AITA for telling my ex’s fiance that he has a kid on the way?
A woman, 30 weeks pregnant with her ex-boyfriend Jeff’s child, discovered he was engaged to an old girlfriend without disclosing the pregnancy to his fiancée. Having obtained his consent to take the TV, she messaged the fiancée to congratulate her and inform her about the child, believing the fiancée deserved transparency about her future role as a stepmother. She had offered to have the TV fixed previously, but her friend declined, choosing to discard it.
Jeff reacted with fury, accusing the woman of vindictiveness for sharing what he considered his private news, despite his minimal involvement in the pregnancy. The Reddit community overwhelmingly supports her, condemning Jeff’s deception and praising her for protecting the fiancée from an uninformed commitment. Was she wrong to disclose the pregnancy, or was Jeff’s secrecy unfair to his fiancée?

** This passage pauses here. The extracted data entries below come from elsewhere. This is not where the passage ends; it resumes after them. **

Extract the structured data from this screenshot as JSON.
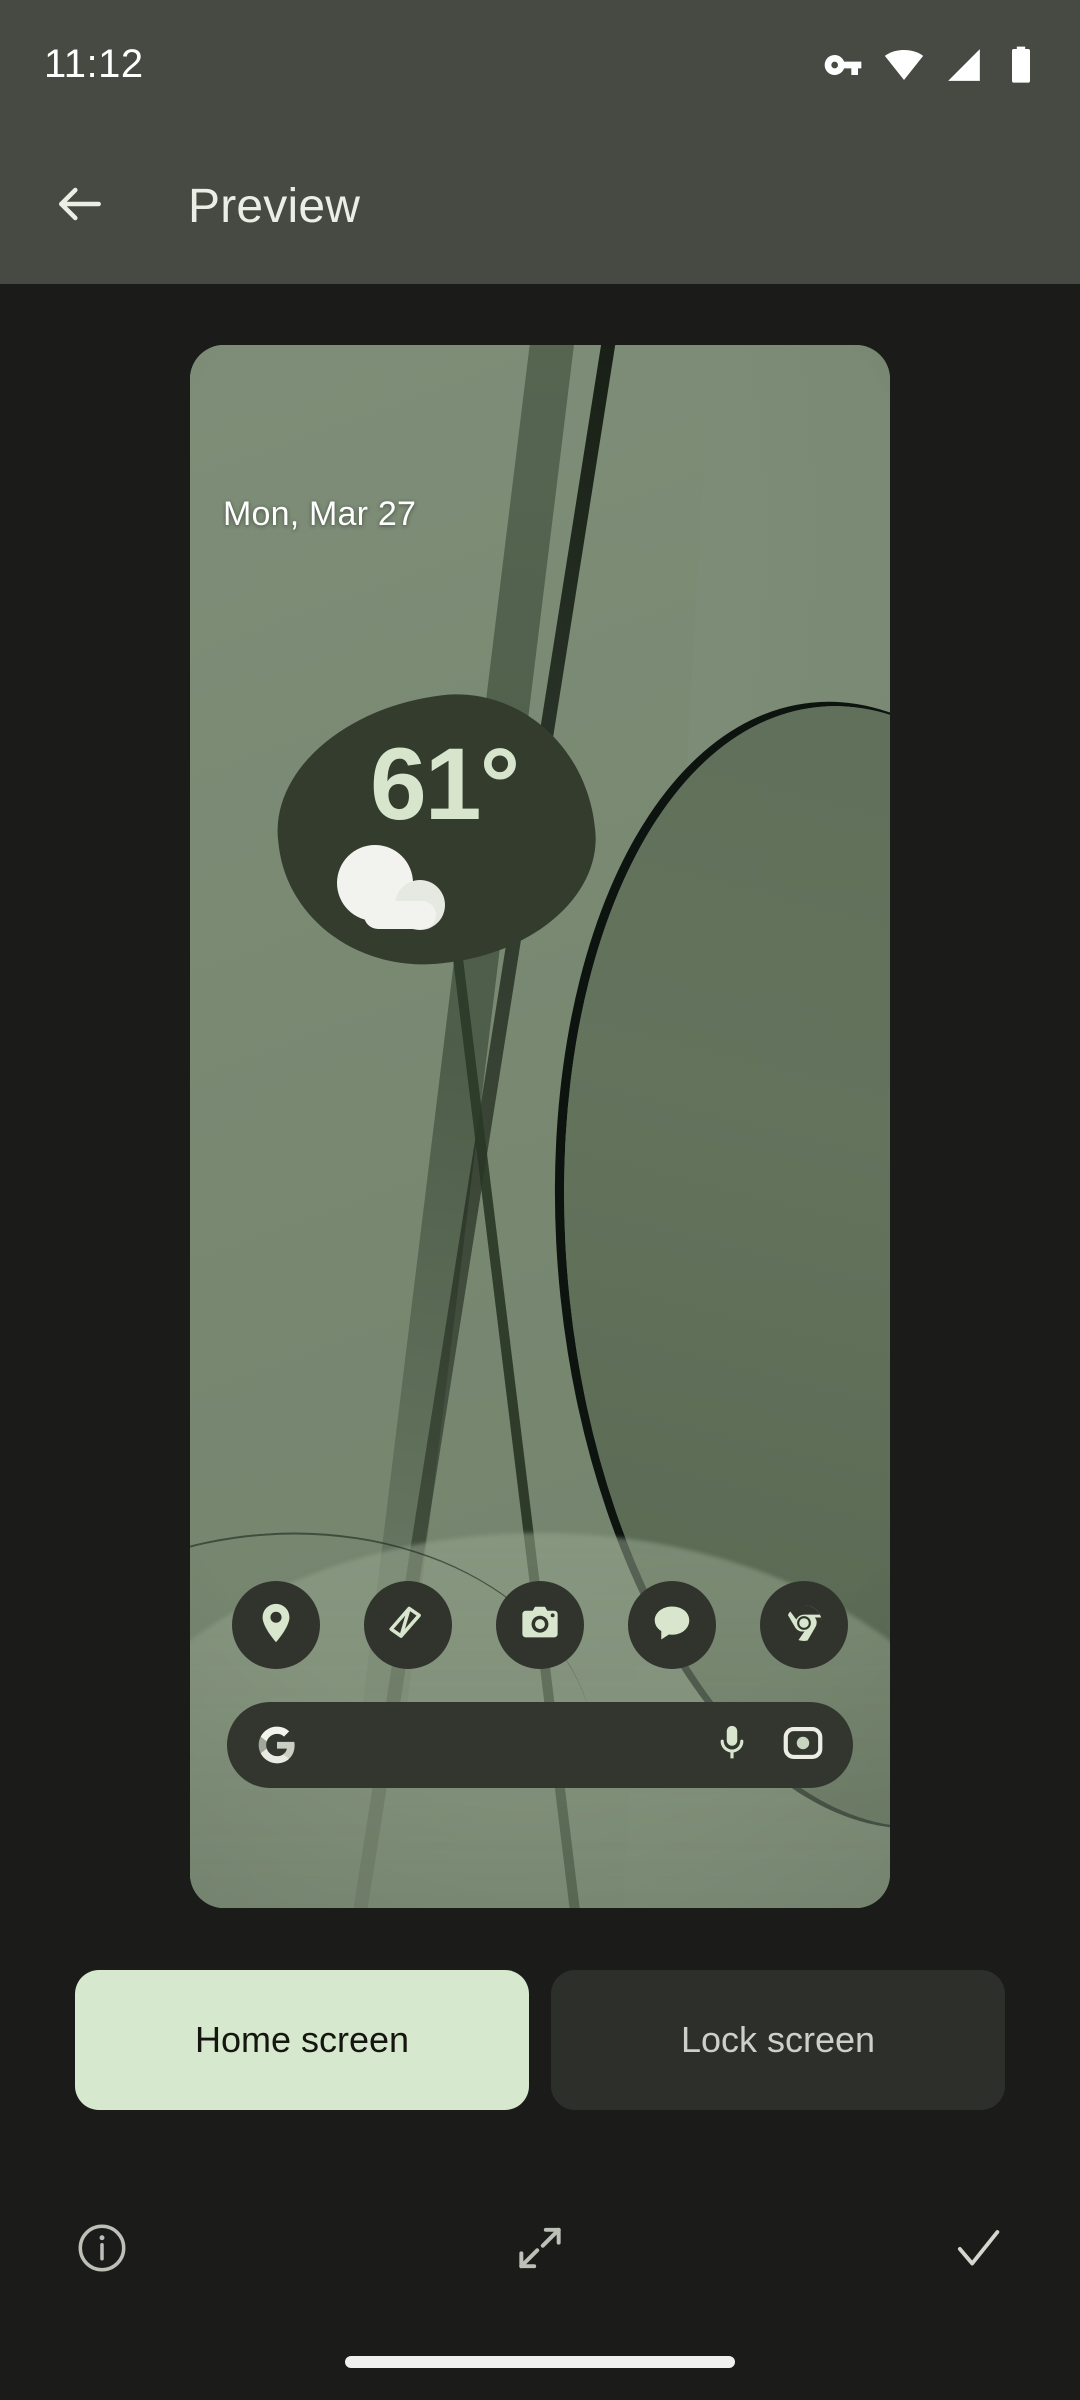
{
  "status_bar": {
    "time": "11:12",
    "icons": [
      "vpn-key-icon",
      "wifi-icon",
      "cellular-signal-icon",
      "battery-icon"
    ]
  },
  "app_bar": {
    "back_icon": "arrow-back-icon",
    "title": "Preview"
  },
  "preview": {
    "wallpaper_name": "abstract-green-leaves-wallpaper",
    "date": "Mon, Mar 27",
    "weather": {
      "temperature": "61°",
      "condition_icon": "cloud-icon"
    },
    "dock": [
      {
        "name": "maps",
        "icon": "maps-pin-icon"
      },
      {
        "name": "photos",
        "icon": "photos-icon"
      },
      {
        "name": "camera",
        "icon": "camera-icon"
      },
      {
        "name": "messages",
        "icon": "messages-icon"
      },
      {
        "name": "chrome",
        "icon": "chrome-icon"
      }
    ],
    "search": {
      "logo_icon": "google-g-icon",
      "mic_icon": "microphone-icon",
      "lens_icon": "google-lens-icon",
      "placeholder": ""
    }
  },
  "screen_toggle": {
    "options": [
      {
        "label": "Home screen",
        "selected": true
      },
      {
        "label": "Lock screen",
        "selected": false
      }
    ]
  },
  "bottom_toolbar": {
    "info_icon": "info-icon",
    "fullscreen_icon": "expand-fullscreen-icon",
    "apply_icon": "check-icon"
  },
  "navigation": {
    "gesture_bar": "home-gesture-bar"
  },
  "colors": {
    "status_bar_bg": "#474943",
    "page_bg": "#1b1c1a",
    "accent_selected": "#d6e8cd",
    "toggle_unselected": "#2d2f2b",
    "weather_blob": "#343c2e",
    "weather_text": "#d7e5cd",
    "wallpaper_green": "#7b8b76",
    "dock_icon_bg": "#31332d"
  }
}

‘AITA for telling my ex’s fiance that he has a kid on the way?’
The woman dated Jeff for nearly a year, initially impressed by his honesty:


Jeff expressed intent to co-parent but remained uninvolved:



She contacted his fiancée to inform her about the child:





The woman’s decision to inform Jeff’s fiancée about the pregnancy was driven by a belief in transparency, particularly given the fiancée’s impending role as a stepmother. Her message, while direct, was framed respectfully, reflecting her intent to foster clarity rather than malice, though she acknowledged a possible overstep in her edit.
Jeff’s secrecy about the pregnancy suggests deception and responsibility avoidance (social exchange theory), as he withheld critical information that could affect his fiancée’s future. His angry reaction and lack of engagement with the pregnancy indicate an attempt to control the narrative, prioritizing his new relationship over his obligations.
This situation could impact the fiancée’s trust in Jeff, potentially altering their engagement, while the woman faces challenges in co-parenting with an unreliable partner. The public nature of the disclosure may also strain mutual social connections.
To navigate this, the woman should secure a formal child support and custody agreement to protect her child’s interests, as Jeff’s behavior suggests unreliability. She could also reach out to the fiancée again, offering to discuss co-parenting calmly to build a cooperative dynamic. Legal and emotional support, such as counseling, could help her manage future conflicts with Jeff.
Here’s how people reacted to the post:
The Reddit community overwhelmingly labels the woman NTA, condemning Jeff’s deception and praising her transparency. Here’s what they said:
Supporting the woman’s transparency:


![[Reddit User] - As a fellow pregnant woman, NTA. She definitely deserved to know. You really would think that he'd tell the woman he's marrying that he's having a baby...](https://en.aubtu.biz/wp-content/uploads/2025/09/wp-editor-1758770022973-3.webp)




![[Reddit User] - NTA, maybe you are and I'm just bias, but it doesn't sound like you were telling her out of malice. While it could be a vindictive situation,...](https://en.aubtu.biz/wp-content/uploads/2025/09/wp-editor-1758770027569-8.webp)









![[Reddit User] - NTA. He can't just walk away from this.](https://en.aubtu.biz/wp-content/uploads/2025/09/wp-editor-1758770036286-18.webp)
This conflict over a pregnancy disclosure reveals the complexities of transparency and responsibility in relationships, as a woman’s decision to inform her ex’s fiancée about their unborn child sparked his outrage but protected the fiancée from deception.
The Reddit community supports her, condemning Jeff’s secrecy and emphasizing the fiancée’s right to know. The situation raises questions about honesty in relationships and co-parenting obligations. Should she have waited for Jeff to disclose the news, or was her proactive approach justified? How should one navigate informing others of a partner’s hidden responsibilities?